In our case, that library is jepsen. If you don't know what it is, a single line from their README explains it best:
Breaking distributed systems so you don't have to.
This beautiful library comes with all the tools necessary to test your distributed system. The only parts you have to write yourself are the transactions that you want to run and their desired results. Crashing the servers, simulating the networking, running the queries at a random time are all handled by the
Also, the library is written in Clojure and for many of us, it was the first time we tried that language. After you get a hang of the language, you're going to love it!
We wrote 3 cases for a cluster that consists of a single main instance and 4 replicas using different modes. Those cases are:
- A bank test where you do a random money transfer from one account to another, while doing random reads on any of the instances, ensuring that the total amount of money is consistent.
- A sequential test where we add a new node with the id set to the one after the current maximum id. Also, we delete the lowest id after some fixed time. While modifying the data, we do random reads on any of the instances ensuring that all ids present in the graph are sequential.
- A large test where we write a huge chunk of data to the main instance while doing random reads on any of the instances ensuring that the whole chunk is replicated or none at all.

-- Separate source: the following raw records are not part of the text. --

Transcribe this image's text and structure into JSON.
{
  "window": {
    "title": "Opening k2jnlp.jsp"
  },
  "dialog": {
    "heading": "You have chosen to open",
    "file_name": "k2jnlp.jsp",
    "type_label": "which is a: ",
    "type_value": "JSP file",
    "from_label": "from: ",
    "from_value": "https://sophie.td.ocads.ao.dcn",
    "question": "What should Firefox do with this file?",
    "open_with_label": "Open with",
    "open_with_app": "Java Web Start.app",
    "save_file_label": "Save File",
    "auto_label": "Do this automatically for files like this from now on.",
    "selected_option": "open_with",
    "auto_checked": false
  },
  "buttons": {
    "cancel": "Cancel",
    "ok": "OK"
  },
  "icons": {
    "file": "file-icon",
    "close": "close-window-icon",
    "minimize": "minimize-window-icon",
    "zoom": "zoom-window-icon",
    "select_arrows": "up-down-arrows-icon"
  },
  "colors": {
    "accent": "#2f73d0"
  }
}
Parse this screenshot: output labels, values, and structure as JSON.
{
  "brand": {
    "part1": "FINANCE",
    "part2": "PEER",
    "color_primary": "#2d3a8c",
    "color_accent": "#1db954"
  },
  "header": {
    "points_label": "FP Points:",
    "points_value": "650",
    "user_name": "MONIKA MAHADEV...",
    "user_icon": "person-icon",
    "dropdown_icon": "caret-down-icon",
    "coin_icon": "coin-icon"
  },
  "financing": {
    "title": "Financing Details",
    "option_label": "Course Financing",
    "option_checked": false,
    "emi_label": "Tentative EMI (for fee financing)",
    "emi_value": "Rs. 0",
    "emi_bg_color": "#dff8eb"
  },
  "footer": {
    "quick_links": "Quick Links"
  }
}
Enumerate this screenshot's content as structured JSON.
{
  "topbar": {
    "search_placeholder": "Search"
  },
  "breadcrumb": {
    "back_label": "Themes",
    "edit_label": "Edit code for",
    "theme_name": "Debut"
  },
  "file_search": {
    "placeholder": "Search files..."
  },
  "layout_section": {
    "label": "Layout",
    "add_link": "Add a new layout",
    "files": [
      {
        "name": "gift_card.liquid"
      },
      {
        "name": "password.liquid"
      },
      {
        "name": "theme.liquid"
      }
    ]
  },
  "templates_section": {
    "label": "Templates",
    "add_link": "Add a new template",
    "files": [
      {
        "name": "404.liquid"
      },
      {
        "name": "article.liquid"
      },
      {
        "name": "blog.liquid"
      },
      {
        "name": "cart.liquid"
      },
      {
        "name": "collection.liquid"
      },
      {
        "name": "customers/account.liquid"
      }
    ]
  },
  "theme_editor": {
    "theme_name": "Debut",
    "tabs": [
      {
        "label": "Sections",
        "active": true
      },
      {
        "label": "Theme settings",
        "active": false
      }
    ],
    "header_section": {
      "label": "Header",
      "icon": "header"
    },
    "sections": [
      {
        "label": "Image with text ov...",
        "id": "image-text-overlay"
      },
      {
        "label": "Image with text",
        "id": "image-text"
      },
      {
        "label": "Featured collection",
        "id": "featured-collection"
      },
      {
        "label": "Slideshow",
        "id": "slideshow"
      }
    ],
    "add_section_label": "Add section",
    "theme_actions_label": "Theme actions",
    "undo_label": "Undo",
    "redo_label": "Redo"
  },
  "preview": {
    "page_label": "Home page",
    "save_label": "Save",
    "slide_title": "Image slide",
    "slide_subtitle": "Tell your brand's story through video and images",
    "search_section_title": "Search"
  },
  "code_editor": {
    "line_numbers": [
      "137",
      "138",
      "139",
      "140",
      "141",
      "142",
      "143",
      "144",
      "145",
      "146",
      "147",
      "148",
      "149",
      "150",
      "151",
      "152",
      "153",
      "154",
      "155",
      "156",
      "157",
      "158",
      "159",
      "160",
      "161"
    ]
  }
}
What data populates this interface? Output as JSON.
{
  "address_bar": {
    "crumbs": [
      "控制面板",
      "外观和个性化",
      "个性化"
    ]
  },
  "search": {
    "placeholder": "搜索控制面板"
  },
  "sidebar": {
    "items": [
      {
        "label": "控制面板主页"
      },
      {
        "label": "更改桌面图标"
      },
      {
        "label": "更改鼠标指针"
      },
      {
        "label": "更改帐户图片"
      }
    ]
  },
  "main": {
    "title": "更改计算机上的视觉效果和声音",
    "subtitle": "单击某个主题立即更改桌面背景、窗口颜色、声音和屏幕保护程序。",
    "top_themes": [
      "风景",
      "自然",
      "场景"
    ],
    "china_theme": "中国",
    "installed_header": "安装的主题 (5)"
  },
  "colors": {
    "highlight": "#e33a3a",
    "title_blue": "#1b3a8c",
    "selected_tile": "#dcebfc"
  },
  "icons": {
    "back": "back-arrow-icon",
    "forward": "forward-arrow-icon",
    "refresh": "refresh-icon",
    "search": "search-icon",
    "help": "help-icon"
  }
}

Using those tests, we fixed many bugs connected to the timestamp and the recovery of a REPLICA which we wouldn't be able to find so easy if we had to write our own simulations. Also, it pushed the replication to its limits ensuring that it can handle the more extreme cases.
Developing the replication feature has proved that adding a new feature to a complex system is not something that's straightforward as it seems at first. As the system grows, more and more constraints are added making each subsequent feature harder to implement.
With careful planning and proper tests, we managed to release something in which we're confident while validating that the correct behavior for every part of the system was preserved while not taking any performance hits.
Memgraph Replication is just the first step. There are still missing features, but we'll add more and more as we go with the use-cases.